I remember presenting at the Nashville Podcamp event in the spring (before our move) when for the first time, I really felt like I was unshackled as a speaker. I let my mind and heart loose and had a wonderful session with the audience. Now, I’ve presented countless times before audiences in the past decades, with good effectiveness – but this was a new level of heart liberation. I was at ease.
I sought to be a good neighbor while living in NJ, but here in Tennessee, being neighborly is not an effort – it’s normal. It’s relaxed – and relaxing.
I pro-actively networked for all these years, but now that I feel like I fit into a broader community, it’s so much more fluid. People everywhere are open-faced and kind, which allows me to drop my guard and be the same.
In short, we’re kinda starting over again. But not feeling under an intense magnifying glass. It’s a new place, but it feels like we “fit” – it’s home.
Financially. it wasn’t the best year – though our cost of living did drop significantly with the move! While my Clarity Therapy work continues to succeed and mature, I’m going to spend the first few months of 2015 re-working my business model – and some of you have been (and continue to be) extremely helpful in that brainstorming process. Part of my letting loose, in fact, is just asking for help when I can’t figure out my own stuff. Turns out I’m far better at helping other people see their forest and trees, while I can be quite lost in my own.
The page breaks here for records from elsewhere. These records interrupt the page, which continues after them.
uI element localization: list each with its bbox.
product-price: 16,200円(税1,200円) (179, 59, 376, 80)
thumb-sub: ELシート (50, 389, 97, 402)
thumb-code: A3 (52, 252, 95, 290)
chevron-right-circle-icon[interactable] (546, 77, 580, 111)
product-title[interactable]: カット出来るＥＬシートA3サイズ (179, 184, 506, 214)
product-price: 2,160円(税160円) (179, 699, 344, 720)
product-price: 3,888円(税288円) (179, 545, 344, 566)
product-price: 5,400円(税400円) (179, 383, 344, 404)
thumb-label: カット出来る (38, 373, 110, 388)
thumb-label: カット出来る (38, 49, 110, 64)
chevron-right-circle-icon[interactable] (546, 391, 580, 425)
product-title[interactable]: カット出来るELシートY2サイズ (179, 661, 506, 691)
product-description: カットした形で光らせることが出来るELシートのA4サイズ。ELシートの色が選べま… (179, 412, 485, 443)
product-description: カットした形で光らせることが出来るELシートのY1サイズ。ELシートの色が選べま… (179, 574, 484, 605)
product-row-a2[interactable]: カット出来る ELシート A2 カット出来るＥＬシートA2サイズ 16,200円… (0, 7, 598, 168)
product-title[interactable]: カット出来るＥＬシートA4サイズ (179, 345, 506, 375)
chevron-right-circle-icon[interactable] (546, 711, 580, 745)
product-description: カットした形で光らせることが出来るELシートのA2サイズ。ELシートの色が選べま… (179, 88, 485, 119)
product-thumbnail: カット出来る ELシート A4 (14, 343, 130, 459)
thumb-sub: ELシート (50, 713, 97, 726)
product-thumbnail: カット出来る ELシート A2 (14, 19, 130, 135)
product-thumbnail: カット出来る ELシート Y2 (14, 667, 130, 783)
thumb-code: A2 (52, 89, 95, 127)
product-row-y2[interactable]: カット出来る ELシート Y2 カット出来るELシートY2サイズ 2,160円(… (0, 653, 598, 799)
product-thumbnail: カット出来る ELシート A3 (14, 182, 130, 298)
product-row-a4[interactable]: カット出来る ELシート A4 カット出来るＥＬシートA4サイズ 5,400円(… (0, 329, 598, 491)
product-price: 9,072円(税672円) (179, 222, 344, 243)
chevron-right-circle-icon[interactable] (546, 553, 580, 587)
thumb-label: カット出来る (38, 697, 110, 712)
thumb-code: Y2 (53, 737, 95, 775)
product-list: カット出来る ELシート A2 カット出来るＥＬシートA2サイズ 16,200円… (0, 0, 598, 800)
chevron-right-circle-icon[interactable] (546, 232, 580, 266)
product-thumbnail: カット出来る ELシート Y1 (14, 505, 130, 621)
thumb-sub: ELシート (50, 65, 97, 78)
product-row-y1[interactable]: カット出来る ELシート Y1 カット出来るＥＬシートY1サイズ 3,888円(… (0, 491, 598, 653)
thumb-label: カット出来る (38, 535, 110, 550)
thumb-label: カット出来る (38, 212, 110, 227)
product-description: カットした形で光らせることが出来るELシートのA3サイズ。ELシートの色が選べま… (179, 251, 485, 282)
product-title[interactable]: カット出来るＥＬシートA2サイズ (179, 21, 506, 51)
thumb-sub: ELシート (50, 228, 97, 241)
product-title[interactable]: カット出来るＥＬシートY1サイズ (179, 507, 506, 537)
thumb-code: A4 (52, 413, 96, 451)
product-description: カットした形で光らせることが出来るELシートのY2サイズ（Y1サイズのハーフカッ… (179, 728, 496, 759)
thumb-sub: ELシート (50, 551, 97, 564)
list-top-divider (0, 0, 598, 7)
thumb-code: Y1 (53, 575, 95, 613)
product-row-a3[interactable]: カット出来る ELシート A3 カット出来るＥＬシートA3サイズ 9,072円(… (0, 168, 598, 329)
And one of the areas where I plan to let loose in 2015 is in my blogging. I’ve been finding and developing my “voice” over these past 8 years, but I still feel like I’ve been too formal and propositional in my writing – giving glimpses of humanity and spontaniety but not fully shaking off the sense of writing-as-performance. Starting with this post, I’m going to allow Steve-the-human more room to roam.
Also – ever since my late teens, I have felt like I was destined to write books. I’ve hesitated, fearful and uncertain, at the starting line for far too long. So this is the year I write about how clarity can lead to the most powerful business driver – referrals. And I’m publicly telling you this because, to be quite honest, I’m intimidated and need your support (and accountability).
Isn’t it ironic that some of us, facing a new year, need to push themselves harder – while others of us need to learn to chill and flow? Human development has no one-size-fits-all recipe!
Thanks for listening to this year-end ramble. Let me know how I can be an encouragement to you as you strive toward your 2015 goals!